Nota-se que ao fazer tal consideração, Jota denuncia o carácter seletivo das ações da polícia em torno dos corpos negros, racializados, empobrecidos, não- heterossexuais, não- cisgêneros e consequentemente construídos enquanto impuros, patológicos, delinquentes, feios e selvagens e que por isso precisam sob a égide dos discursos oficiais serem aprisionados e ou mortos. Em linhas gerais, Jota, questiona todas as estruturas sociais vigentes que ao determinar humanidade excluem milhares de pessoas que não estão enquadradas na categoria: branco, homem, heterossexual, cisgênero, jovem, rico, cristão e viril. E mais; ela faz o seguinte aviso: “Às pessoas heterossexuais, cuja heterossexualidade é contínua ao regime político de homogeneização sexual, extermínio dos desejos subnormais e genocídio das coorporidades desviantes, eu gostaria de dizer: nós vamos penetrar suas famílias, bagunçar suas genealogias e dar cabo de suas ficções de linhagem. Para cada pessoa cisgênera que olha a si e se vê como norma, então olha o mundo e o vê como espelho, deixo o seguinte recado: nós vamos desnaturalizar a sua natureza, quebrar todas as suas réguas e hackear sua informática da dominação. E, finalmente, dirijo-me a todos os ricos, a todas as gentes cuja posição de classe garante acessos privilegiados a confortos, comidas, conhecimentos, possibilidades e estruturas de reprodução da injustiça e desigualdade econômica como paradigma de organização social: vamos invadir suas casas, incendiar seus automóveis, apedrejar seus shopping centers e agências bancárias, praguejar contra sua polícia, amaldiçoar sua segurança, esvaziar sua geladeira e escarnecer de suas ilusões de conforto ontológico”.
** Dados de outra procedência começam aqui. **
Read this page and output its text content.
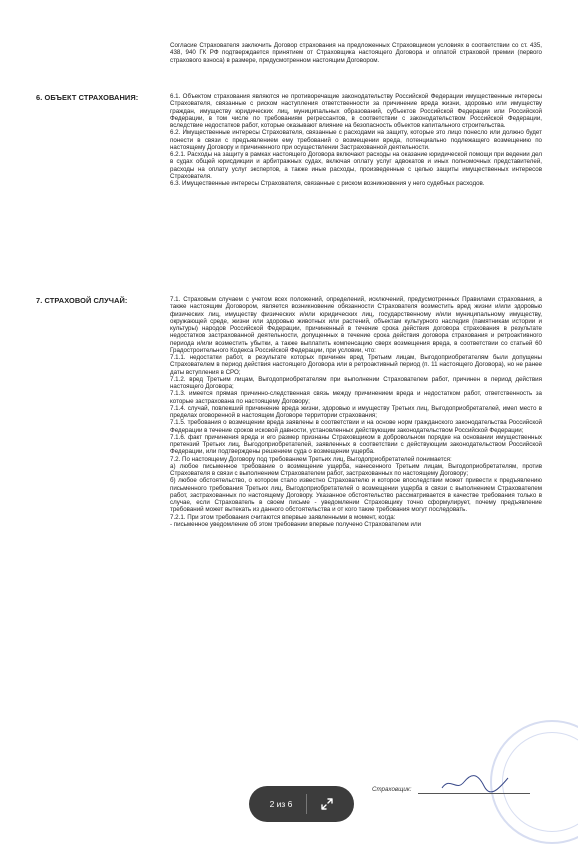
Согласие Страхователя заключить Договор страхования на предложенных Страховщиком условиях в соответствии со ст. 435, 438, 940 ГК РФ подтверждается принятием от Страховщика настоящего Договора и оплатой страховой премии (первого страхового взноса) в размере, предусмотренном настоящим Договором.

6. ОБЪЕКТ СТРАХОВАНИЯ:	6.1. Объектом страхования являются не противоречащие законодательству Российской Федерации имущественные интересы Страхователя, связанные с риском наступления ответственности за причинение вреда жизни, здоровью или имуществу граждан, имуществу юридических лиц, муниципальных образований, субъектов Российской Федерации или Российской Федерации, в том числе по требованиям регрессантов, в соответствии с законодательством Российской Федерации, вследствие недостатков работ, которые оказывают влияние на безопасность объектов капитального строительства.

6.2. Имущественные интересы Страхователя, связанные с расходами на защиту, которые это лицо понесло или должно будет понести в связи с предъявлением ему требований о возмещении вреда, потенциально подлежащего возмещению по настоящему Договору и причиненного при осуществлении Застрахованной деятельности.

6.2.1. Расходы на защиту в рамках настоящего Договора включают расходы на оказание юридической помощи при ведении дел в судах общей юрисдикции и арбитражных судах, включая оплату услуг адвокатов и иных полномочных представителей, расходы на оплату услуг экспертов, а также иные расходы, произведенные с целью защиты имущественных интересов Страхователя.

6.3. Имущественные интересы Страхователя, связанные с риском возникновения у него судебных расходов.

7. СТРАХОВОЙ СЛУЧАЙ:	7.1. Страховым случаем с учетом всех положений, определений, исключений, предусмотренных Правилами страхования, а также настоящим Договором, является возникновение обязанности Страхователя возместить вред жизни и/или здоровью физических лиц, имуществу физических и/или юридических лиц, государственному и/или муниципальному имуществу, окружающей среде, жизни или здоровью животных или растений, объектам культурного наследия (памятникам истории и культуры) народов Российской Федерации, причиненный в течение срока действия договора страхования в результате недостатков застрахованной деятельности, допущенных в течение срока действия договора страхования и ретроактивного периода и/или возместить убытки, а также выплатить компенсацию сверх возмещения вреда, в соответствии со статьей 60 Градостроительного Кодекса Российской Федерации, при условии, что:

7.1.1. недостатки работ, в результате которых причинен вред Третьим лицам, Выгодоприобретателям были допущены Страхователем в период действия настоящего Договора или в ретроактивный период (п. 11 настоящего Договора), но не ранее даты вступления в СРО;

7.1.2. вред Третьим лицам, Выгодоприобретателям при выполнении Страхователем работ, причинен в период действия настоящего Договора;

7.1.3. имеется прямая причинно-следственная связь между причинением вреда и недостатком работ, ответственность за которые застрахована по настоящему Договору;

7.1.4. случай, повлекший причинение вреда жизни, здоровью и имуществу Третьих лиц, Выгодоприобретателей, имел место в пределах оговоренной в настоящем Договоре территории страхования;

7.1.5. требования о возмещении вреда заявлены в соответствии и на основе норм гражданского законодательства Российской Федерации в течение сроков исковой давности, установленных действующим законодательством Российской Федерации;

7.1.6. факт причинения вреда и его размер признаны Страховщиком в добровольном порядке на основании имущественных претензий Третьих лиц, Выгодоприобретателей, заявленных в соответствии с действующим законодательством Российской Федерации, или подтверждены решением суда о возмещении ущерба.

7.2. По настоящему Договору под требованием Третьих лиц, Выгодоприобретателей понимается:

а) любое письменное требование о возмещение ущерба, нанесенного Третьим лицам, Выгодоприобретателям, против Страхователя в связи с выполнением Страхователем работ, застрахованных по настоящему Договору;

б) любое обстоятельство, о котором стало известно Страхователю и которое впоследствии может привести к предъявлению письменного требования Третьих лиц, Выгодоприобретателей о возмещении ущерба в связи с выполнением Страхователем работ, застрахованных по настоящему Договору. Указанное обстоятельство рассматривается в качестве требования только в случае, если Страхователь в своем письме - уведомлении Страховщику точно сформулирует, почему предъявление требований может вытекать из данного обстоятельства и от кого такие требования могут последовать.

7.2.1. При этом требования считаются впервые заявленными в момент, когда:

- письменное уведомление об этом требовании впервые получено Страхователем или

Страховщик:
2 из 6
Neste sentindo, compreendo que são infinitos os desafios que os povos colonizados possuem a frente. Pois será preciso resgatar e construir memórias que não estejam restritas a dor e sofrimento, disputar narrativas (nomear normas), construir estéticas corporais e simbólicas que façam exaltação de todos os signos que historicamente foram discriminados, elaborar formas não institucionais de cooperação em torno da distribuição da saúde, das riquezas, do dinheiro, desmontar prisões e hospitais psiquiátricos e demais espaços de aprisionamento, fazer articulações anti- imperialistas, destruir o capitalismo, e não menos importante, elaborar modos individuais e coletivos que estejam para além das marcações produzidas pela violência.
Pois não haverá resposta definitiva a AIDS enquanto a tônica do mundo for a guerra!
Os inventados, terão de se reinventar.
* Jean Vinicius, graduando em Ciências Sociais pela Universidade Federal Fluminense, ativista em HIV/AIDS e militante do Movimento Negro Unificado.